Souvent, les éducateurs ont peur de stigmatiser, ils se disent qu’on va faire augmenter le racisme. Ils ont l’idée que, parce que c’est culturel, on ne peut pas y toucher. ” déclare Sarah Jamaa directrice de Voix de femmes.

Elle envoie des messages à son éducatrice à 1 heure ou 2 heures du matin. Un moment de répit pendant lequel elle se sait seule, non surveillée. Shaïma (1), une jeune Algérienne de bientôt 20 ans, a été envoyée au pays à la mi-juin, promise à un cousin qu’elle ne souhaite pas épouser. «Elle n’a pas le droit de sortir. Son passeport et sa carte de séjour sont chez son oncle», raconte Marie, l’éducatrice spécialisée qui la suit depuis quelques mois. Shaïma est loin d’être seule dans cette situation, mais il est difficile d’évaluer précisément le nombre de jeunes filles menacées de mariage forcé en France.

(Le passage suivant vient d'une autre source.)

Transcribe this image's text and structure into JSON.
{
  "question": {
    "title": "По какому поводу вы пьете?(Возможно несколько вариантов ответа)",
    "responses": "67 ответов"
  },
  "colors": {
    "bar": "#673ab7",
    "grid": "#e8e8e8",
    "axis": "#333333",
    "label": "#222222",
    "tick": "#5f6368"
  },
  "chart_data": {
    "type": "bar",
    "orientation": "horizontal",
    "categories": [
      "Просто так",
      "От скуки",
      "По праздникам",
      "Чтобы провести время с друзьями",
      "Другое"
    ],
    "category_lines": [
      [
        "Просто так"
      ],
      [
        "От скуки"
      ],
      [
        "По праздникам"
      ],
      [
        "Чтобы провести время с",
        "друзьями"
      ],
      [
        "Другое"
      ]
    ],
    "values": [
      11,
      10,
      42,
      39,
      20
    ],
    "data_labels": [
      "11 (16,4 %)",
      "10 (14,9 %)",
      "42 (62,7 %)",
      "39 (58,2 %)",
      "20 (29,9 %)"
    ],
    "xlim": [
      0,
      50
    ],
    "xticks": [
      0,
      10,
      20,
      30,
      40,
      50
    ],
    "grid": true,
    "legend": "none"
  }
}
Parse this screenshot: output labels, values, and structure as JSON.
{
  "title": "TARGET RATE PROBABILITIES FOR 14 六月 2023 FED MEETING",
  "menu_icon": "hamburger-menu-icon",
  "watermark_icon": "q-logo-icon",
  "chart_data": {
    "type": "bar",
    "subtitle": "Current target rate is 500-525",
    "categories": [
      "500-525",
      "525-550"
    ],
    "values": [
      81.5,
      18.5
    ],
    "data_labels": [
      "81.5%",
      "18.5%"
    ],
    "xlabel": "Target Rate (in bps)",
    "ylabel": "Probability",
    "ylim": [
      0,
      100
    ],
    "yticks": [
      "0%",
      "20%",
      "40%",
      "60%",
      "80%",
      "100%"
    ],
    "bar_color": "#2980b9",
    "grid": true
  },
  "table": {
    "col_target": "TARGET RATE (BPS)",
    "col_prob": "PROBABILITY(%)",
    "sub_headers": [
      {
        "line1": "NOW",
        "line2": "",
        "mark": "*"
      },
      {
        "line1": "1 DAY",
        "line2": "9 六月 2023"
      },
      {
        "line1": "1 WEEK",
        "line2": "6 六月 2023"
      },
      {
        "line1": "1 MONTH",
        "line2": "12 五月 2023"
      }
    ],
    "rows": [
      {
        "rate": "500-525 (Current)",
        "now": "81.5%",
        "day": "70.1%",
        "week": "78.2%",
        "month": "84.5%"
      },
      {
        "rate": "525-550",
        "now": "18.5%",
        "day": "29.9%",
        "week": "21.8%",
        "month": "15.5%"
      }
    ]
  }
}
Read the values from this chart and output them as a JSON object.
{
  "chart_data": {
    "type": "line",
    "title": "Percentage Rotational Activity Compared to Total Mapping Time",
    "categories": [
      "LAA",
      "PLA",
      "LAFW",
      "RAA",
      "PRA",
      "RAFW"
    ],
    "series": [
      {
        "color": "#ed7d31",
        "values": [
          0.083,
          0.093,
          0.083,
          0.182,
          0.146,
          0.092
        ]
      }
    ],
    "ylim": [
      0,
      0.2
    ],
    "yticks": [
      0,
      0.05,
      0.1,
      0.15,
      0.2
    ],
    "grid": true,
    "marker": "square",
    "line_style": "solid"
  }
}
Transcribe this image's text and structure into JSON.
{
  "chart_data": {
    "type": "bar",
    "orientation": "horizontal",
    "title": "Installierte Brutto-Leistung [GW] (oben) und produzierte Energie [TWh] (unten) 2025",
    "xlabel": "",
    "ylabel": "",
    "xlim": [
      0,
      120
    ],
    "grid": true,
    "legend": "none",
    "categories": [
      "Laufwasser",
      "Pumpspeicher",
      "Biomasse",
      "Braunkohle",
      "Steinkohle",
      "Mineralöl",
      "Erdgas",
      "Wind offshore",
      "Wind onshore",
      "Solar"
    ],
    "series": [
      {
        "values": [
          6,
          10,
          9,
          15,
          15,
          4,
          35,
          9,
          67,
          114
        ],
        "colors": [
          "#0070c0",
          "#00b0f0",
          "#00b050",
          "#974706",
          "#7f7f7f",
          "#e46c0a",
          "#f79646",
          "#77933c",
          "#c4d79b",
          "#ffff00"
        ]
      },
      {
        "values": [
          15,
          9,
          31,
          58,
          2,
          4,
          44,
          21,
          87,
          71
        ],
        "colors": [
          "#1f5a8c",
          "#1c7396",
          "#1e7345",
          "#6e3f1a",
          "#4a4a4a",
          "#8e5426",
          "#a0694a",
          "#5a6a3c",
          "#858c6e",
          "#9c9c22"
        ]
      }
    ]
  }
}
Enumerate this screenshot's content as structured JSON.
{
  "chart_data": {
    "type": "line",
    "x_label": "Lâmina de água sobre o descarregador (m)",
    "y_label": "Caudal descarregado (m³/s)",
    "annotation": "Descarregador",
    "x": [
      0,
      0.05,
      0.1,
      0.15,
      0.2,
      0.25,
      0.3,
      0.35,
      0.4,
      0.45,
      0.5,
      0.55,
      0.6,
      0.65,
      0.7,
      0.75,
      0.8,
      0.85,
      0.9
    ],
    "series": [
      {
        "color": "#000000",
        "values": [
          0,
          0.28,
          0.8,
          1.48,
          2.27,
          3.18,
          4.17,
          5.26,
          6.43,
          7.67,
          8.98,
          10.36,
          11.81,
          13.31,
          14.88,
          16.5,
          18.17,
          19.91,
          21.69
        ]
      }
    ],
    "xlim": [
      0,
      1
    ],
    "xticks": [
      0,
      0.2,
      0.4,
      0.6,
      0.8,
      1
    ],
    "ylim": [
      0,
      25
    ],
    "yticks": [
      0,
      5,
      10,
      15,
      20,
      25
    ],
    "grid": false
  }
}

Le chiffre de 70 000 revient souvent, issu d’un rapport du Haut conseil à l’intégration de 2003, mais sa véracité est remise en question.

A 13 ans, Mariam (1) a, elle, été promise à un homme d’une cinquantaine ou une soixantaine d’années, elle ne saurait dire précisément. Elle vit au Sénégal, lui en France. Mariam doit devenir sa quatrième épouse. […]

(1) Les prénoms ont été changés.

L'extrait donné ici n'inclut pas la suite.